Por su parte, los intentos de buscar soluciones políticas al tema de la deuda externa terminaron en un fracaso.

Del Plan Austral al Plan Primavera

A principios de 1985, la situación estaba fuera de control: la inflación en el primer año de democracia superó el 600% y el
crecimiento económico apenas llegó al 1%. Alfonsín decidió reemplazar a Grinspun por Juan Vital Sourrouille, y al poco tiempo
anunció el establecimiento de una “economía de guerra”.
En junio de 1985, el gobierno anunció el Plan Austral, un intento de estabilizar la economía. Se creó una nueva moneda (el austral)
y se dispuso un congelamiento de precios. El gobierno se comprometí a no emitir moneda para financiar los desequilibrios
presupuestarios, todo con el fin de frenar la inflación. Durante los primeros meses de su aplicación, el Plan Austral tuvo un impacto
positivo. La inflación se redujo de manera drástica, se produjo un aumento de los salarios reales y reapareció el crédito para
consumo.
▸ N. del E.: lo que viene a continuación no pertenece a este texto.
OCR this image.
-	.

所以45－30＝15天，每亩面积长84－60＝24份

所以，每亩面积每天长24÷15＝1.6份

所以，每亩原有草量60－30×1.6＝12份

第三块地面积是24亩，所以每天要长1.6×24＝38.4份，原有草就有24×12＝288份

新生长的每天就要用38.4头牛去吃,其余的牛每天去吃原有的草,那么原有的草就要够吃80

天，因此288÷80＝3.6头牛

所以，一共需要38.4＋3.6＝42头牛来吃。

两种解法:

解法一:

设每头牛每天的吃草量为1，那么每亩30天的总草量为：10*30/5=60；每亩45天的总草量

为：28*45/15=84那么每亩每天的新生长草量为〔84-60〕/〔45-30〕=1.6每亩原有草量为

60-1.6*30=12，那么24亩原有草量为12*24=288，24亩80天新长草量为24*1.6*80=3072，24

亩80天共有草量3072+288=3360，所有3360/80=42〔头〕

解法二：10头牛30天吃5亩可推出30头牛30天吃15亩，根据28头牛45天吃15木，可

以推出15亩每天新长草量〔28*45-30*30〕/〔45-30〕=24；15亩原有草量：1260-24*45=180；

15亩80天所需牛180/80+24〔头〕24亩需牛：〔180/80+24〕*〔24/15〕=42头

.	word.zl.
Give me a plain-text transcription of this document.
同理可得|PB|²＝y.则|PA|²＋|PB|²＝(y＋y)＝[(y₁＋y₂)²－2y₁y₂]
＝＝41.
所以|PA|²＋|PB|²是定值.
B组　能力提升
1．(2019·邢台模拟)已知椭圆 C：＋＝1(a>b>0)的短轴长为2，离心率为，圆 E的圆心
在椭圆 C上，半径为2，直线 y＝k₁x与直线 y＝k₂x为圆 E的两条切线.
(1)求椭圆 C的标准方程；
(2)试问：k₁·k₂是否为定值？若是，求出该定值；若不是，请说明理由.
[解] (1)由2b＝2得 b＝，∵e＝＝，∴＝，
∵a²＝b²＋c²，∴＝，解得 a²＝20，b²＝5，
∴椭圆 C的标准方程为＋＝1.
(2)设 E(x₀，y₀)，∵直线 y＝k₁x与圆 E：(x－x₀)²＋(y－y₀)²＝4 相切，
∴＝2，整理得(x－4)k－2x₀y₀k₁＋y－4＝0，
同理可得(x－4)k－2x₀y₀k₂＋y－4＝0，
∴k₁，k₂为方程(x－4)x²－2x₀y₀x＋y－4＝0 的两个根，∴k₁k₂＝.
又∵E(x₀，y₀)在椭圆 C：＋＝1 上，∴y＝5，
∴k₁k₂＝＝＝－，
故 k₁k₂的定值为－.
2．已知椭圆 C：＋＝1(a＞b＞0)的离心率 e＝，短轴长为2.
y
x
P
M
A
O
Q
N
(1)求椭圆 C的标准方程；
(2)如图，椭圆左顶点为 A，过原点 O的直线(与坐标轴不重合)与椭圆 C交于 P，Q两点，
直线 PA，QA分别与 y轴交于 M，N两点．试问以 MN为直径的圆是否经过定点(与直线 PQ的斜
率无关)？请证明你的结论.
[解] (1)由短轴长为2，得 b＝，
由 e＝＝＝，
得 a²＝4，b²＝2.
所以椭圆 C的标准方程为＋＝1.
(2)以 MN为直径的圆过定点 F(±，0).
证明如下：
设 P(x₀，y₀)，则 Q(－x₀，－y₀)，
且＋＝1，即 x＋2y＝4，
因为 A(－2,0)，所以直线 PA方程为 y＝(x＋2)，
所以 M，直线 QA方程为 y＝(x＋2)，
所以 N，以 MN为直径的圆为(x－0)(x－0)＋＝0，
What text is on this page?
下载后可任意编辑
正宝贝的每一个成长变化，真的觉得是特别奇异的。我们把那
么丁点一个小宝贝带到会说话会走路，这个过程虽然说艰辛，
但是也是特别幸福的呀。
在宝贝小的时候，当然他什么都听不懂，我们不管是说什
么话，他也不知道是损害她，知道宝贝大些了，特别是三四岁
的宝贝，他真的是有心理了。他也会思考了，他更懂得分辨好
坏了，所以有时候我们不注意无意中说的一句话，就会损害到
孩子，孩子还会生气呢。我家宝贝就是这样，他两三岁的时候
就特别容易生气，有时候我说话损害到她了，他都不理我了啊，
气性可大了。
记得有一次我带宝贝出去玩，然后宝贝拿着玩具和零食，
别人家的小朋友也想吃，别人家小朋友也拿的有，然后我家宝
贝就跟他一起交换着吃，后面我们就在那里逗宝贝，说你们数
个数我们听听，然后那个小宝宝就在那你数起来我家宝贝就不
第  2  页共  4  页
A pesar de estos prometedores comienzos, los beneficios del Plan no pudieron sostenerse en el tiempo. Los
desequilibrios de la economía fueron reapareciendo paulatinamente, al tiempo que se debilitaba la situación política del partido
gobernante. La inflación reapareció con ímpetu y las especulaciones con el dólar también.
El último intento de las autoridades para estabilizar la situación se produjo a mediados de 1988, cuando ya había perdido las
elecciones parlamentarias de ese año. Se denominó Plan Primavera y tenía como objetivo frenar el aumento de precios por medio
de un acuerdo con las empresas líderes y la promesa de programar los aumentos del dólar, en lo que parecía una reedición de la
“tablita cambiaria” de Martínez de Hoz. Cuando los operadores financieros percibieron que la inflación no se frenaba y la
cotización en la divisa norteamericana se atrasaba, a fines de 1988 iniciaron las presiones contra el valor del austral.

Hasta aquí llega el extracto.